Other distinguished Old Bedeans include:

- Kevin Barry (born 1959), Olympic silver medallist, trainer for Joseph Parker and previously David Tua.
- Mark Blumsky (born 1957), Mayor of Wellington (1995–2001); National Party MP (2005–2008); High Commissioner to Niue (2010–2014).
- David Carter (born 1952), National Party MP (1994–2020); former cabinet Minister; Speaker of the New Zealand House of Representatives (2013–2017).
- Clayton Cosgrove (born 1969), Labour Party MP 1999–2017; Cabinet minister (2005–2008).
- Elliot Dixon (born 1989), professional rugby union player; All Black
- Peter Dunne (born 1954), MP 1984–2017; represented various parties including the Labour Party and the United Future party; long-serving minister in both National and Labour-led administrations (1990, 1996, 2005–2017); Father of the House (2011–2017)
- Matt Henry (born 1991), professional cricketer; Blackcap
- Gerald Hensley (born 1935), Diplomat and public servant
- Owen Leeming (born 1930), poet
- Michael Leitch (born 1988), Captain of Japan national rugby union team
- David Lindstrom (born 1948), Olympic rower
- Peter Mahon, High Court judge
- Thaddeus McCarthy, ONZ, KBE (1907–2001), former President of the Court of Appeal of New Zealand.
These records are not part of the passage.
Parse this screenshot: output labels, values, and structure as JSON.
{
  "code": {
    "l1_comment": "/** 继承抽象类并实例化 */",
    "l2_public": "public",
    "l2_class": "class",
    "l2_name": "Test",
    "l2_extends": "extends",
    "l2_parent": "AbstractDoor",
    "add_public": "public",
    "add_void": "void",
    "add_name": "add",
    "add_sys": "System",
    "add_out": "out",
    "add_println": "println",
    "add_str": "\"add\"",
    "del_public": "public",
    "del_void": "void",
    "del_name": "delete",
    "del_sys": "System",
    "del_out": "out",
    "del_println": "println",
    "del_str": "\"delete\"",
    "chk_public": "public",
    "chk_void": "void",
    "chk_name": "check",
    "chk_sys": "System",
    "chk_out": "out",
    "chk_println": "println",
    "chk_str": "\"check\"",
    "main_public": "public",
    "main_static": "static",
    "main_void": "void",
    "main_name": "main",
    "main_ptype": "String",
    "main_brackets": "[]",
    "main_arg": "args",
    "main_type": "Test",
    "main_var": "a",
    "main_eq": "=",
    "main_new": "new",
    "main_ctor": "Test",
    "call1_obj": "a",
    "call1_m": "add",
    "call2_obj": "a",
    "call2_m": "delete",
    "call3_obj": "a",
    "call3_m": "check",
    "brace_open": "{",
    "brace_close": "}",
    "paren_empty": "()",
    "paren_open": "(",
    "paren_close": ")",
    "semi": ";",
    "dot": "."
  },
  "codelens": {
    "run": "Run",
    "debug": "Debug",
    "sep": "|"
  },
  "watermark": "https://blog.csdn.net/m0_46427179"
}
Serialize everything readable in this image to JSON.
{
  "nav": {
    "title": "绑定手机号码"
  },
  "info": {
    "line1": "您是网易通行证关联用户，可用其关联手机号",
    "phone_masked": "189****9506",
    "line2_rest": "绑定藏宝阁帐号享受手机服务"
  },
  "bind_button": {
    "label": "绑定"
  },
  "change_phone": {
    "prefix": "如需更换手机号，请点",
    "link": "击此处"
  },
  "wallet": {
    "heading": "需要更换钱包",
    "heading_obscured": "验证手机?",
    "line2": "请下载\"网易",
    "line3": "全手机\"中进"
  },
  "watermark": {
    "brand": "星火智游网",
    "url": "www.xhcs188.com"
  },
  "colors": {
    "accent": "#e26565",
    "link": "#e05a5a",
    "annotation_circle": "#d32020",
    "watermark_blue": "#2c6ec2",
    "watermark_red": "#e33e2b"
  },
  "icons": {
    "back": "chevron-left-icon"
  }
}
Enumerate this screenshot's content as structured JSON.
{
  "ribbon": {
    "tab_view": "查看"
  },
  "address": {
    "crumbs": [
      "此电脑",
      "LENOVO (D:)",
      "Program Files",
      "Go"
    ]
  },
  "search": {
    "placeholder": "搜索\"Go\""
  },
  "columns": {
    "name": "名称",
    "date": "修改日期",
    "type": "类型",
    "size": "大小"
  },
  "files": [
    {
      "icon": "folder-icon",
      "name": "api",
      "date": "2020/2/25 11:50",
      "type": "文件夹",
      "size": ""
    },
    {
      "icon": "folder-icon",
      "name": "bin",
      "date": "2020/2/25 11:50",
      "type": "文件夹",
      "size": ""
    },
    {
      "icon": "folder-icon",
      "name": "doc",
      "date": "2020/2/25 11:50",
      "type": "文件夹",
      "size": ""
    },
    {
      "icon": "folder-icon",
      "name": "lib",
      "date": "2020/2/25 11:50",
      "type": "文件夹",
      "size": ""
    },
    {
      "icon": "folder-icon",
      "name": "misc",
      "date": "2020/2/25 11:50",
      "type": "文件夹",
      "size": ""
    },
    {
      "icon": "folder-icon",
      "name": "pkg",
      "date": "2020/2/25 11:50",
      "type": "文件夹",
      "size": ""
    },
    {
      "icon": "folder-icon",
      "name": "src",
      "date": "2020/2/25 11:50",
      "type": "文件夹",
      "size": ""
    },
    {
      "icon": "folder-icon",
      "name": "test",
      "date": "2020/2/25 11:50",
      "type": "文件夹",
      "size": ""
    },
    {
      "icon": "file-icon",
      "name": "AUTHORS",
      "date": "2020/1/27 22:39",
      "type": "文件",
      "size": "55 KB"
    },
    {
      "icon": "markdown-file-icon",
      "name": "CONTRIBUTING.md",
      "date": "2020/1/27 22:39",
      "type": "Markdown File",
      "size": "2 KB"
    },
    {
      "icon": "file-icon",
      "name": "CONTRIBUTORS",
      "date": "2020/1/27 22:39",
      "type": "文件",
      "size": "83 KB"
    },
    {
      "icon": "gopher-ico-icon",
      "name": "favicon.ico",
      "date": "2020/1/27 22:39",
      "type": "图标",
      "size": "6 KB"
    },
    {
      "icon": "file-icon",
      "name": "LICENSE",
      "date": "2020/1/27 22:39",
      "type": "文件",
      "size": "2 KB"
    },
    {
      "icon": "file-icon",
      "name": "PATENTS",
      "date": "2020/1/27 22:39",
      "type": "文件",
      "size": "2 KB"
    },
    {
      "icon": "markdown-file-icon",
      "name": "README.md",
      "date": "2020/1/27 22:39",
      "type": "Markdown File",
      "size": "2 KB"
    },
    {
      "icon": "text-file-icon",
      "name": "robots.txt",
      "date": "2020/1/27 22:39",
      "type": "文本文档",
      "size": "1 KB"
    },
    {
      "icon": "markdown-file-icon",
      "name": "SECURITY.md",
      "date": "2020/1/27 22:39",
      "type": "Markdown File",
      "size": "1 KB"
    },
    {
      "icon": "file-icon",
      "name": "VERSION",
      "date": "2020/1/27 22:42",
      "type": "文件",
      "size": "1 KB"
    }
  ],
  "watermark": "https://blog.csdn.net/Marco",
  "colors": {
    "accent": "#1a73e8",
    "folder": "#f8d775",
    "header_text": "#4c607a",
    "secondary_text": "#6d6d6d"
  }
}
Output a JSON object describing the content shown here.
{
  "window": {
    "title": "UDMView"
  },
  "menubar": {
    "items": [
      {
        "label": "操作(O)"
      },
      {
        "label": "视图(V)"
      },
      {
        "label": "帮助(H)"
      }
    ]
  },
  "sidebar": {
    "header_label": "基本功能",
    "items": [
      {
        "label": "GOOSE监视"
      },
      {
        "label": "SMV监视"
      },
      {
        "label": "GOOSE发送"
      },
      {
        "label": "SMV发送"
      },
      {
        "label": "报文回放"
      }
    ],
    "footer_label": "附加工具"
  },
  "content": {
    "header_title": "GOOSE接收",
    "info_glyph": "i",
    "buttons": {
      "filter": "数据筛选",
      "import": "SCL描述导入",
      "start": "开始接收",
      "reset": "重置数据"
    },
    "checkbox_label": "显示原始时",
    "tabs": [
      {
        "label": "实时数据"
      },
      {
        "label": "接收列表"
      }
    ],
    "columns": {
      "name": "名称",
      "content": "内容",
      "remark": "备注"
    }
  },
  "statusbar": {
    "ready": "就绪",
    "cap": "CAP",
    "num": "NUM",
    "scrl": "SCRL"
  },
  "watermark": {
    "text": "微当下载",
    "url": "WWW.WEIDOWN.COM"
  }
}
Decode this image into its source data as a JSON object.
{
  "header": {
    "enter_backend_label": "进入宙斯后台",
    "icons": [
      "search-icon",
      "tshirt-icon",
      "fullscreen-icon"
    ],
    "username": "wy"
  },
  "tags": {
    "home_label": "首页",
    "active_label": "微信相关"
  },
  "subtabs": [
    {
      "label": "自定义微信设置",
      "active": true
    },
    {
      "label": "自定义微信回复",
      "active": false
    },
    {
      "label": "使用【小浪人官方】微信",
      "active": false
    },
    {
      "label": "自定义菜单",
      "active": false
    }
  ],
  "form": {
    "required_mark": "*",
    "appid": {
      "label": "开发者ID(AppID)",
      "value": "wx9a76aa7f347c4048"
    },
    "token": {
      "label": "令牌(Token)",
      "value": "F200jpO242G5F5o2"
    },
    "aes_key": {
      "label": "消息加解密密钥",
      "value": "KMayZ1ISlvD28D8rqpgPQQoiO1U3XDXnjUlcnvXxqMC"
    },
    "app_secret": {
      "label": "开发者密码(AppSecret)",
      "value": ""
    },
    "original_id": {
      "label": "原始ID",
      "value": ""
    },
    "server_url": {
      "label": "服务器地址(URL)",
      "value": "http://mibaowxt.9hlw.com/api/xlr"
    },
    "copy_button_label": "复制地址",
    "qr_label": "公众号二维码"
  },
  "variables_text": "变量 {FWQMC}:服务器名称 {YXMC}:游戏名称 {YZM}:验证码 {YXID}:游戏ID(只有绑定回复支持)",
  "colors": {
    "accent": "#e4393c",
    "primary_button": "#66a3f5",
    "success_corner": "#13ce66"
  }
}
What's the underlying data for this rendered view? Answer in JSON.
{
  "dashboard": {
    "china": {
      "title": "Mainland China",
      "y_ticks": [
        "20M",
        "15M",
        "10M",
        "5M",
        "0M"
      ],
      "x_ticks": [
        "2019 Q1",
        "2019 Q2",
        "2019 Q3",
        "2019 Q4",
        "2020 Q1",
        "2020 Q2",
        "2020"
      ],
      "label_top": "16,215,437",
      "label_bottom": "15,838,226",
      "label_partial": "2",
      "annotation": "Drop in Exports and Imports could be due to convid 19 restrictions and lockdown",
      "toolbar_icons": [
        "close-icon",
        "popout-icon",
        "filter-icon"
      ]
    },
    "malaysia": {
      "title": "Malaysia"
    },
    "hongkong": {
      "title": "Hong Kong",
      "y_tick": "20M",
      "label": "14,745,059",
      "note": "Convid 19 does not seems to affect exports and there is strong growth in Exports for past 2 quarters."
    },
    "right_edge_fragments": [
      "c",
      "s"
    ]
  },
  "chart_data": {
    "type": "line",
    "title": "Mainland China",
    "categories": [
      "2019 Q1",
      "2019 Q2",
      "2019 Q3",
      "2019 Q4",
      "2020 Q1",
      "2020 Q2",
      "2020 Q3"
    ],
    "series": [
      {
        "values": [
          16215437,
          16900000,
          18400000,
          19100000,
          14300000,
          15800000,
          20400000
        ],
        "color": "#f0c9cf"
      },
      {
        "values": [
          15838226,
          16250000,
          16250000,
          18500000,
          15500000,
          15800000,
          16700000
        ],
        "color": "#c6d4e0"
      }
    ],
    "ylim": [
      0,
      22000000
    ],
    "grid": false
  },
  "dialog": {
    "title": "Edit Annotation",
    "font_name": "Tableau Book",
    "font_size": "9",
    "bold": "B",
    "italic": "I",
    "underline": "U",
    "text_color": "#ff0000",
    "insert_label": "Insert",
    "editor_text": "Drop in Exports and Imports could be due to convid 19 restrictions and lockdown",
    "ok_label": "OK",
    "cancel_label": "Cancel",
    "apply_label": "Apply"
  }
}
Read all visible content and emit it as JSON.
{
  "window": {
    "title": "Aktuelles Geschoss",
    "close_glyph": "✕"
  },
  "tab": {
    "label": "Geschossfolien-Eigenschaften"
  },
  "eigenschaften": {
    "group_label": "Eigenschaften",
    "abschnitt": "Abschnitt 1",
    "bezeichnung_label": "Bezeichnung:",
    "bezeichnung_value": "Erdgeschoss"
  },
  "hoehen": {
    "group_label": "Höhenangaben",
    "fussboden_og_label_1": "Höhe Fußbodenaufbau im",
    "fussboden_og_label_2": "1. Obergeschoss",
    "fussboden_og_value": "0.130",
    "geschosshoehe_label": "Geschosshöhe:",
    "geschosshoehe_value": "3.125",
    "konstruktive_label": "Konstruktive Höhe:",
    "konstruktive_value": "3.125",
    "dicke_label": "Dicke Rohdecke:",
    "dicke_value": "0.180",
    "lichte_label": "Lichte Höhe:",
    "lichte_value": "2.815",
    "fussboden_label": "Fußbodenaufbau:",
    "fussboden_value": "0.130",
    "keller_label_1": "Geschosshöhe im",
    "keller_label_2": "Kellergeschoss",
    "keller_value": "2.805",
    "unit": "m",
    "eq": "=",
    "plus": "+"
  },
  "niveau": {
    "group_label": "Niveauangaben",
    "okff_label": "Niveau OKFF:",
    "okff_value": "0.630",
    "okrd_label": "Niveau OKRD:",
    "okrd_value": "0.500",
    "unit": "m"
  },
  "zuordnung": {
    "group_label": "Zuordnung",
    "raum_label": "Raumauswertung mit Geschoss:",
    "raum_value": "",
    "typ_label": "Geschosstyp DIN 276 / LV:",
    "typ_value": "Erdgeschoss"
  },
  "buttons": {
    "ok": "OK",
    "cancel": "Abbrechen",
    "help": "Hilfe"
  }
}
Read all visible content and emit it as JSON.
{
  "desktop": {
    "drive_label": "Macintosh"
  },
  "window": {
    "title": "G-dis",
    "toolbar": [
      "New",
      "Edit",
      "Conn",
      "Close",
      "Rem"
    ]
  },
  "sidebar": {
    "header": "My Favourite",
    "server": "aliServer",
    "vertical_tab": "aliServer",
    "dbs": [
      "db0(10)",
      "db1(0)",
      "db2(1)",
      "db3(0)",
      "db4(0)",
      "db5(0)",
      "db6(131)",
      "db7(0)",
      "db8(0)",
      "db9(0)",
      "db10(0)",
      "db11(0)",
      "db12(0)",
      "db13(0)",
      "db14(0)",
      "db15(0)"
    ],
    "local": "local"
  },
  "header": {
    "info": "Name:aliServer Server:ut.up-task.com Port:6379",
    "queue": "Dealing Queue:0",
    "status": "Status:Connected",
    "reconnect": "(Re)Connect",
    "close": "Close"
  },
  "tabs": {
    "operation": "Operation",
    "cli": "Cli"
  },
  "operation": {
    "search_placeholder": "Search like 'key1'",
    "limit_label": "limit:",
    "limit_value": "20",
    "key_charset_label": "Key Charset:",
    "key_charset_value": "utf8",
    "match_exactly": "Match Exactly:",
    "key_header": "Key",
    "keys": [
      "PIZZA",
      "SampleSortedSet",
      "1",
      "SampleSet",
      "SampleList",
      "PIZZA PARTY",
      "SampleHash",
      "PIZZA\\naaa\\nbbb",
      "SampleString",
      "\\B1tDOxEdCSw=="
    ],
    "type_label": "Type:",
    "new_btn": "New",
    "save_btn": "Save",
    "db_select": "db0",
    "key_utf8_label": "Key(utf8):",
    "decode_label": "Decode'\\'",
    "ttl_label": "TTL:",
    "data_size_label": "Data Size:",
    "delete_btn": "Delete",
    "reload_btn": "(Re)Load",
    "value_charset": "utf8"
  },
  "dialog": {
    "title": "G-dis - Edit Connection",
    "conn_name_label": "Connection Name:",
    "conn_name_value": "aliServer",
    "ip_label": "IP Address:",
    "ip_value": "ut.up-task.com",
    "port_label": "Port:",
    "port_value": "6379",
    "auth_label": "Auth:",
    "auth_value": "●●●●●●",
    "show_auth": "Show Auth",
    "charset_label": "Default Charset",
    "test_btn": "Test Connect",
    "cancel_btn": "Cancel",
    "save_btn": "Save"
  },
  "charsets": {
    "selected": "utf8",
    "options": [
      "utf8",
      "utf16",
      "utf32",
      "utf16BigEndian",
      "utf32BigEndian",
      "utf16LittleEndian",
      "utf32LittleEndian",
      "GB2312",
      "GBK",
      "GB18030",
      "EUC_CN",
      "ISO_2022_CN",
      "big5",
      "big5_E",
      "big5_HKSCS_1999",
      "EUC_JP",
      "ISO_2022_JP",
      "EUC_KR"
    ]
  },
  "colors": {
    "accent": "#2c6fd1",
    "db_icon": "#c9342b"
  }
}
- Kevin Meates (1930–2022), All Black
- Josh Navidi (born 1990), Welsh International rugby player; member of the Wales national rugby union team
- Frederick Vaka'uta Sevele (born 1944), Prime Minister of Tonga (2006 -2010)
- Luke Thompson (born 1981) Japan Rugby union national team player.
- Anote Tong (born 1952), 4th president of Kiribati (2003 - 2016)
- Gerard Wall 1920 – 1992), Knight Bachelor (1992); surgeon; Labour Party MP (1969–1987); Speaker of the New Zealand House of Representatives (1985–1987).
- Tanner Stowers-Smith (born 2004), New Zealand Warriors Rugby League Player
Four Bishops of Christchurch (Brian Ashby, Basil Meeking, John Cunneen and Barry Jones), John Adams (born 1963), third bishop of Palmerston North and more than 180 priests attended St Bede's.

==Associations==
St. Bede's retains a tradition of academic, cultural and sporting fixtures with St. Patrick's College, Wellington and St. Patrick's College, Silverstream. St Bede's played St Pat's Town in rugby from the 1920s until the early 1970s when it was dropped due to financial reasons. This was for the Holley Shield and the series between the two colleges stood at St Bede's 24, St Pat's Town 20, with one draw. The game against Silverstream had not been played since the Second World War until it was revived in the 1990s. Today, all three Colleges are part of the legacy of the Society of Mary in New Zealand.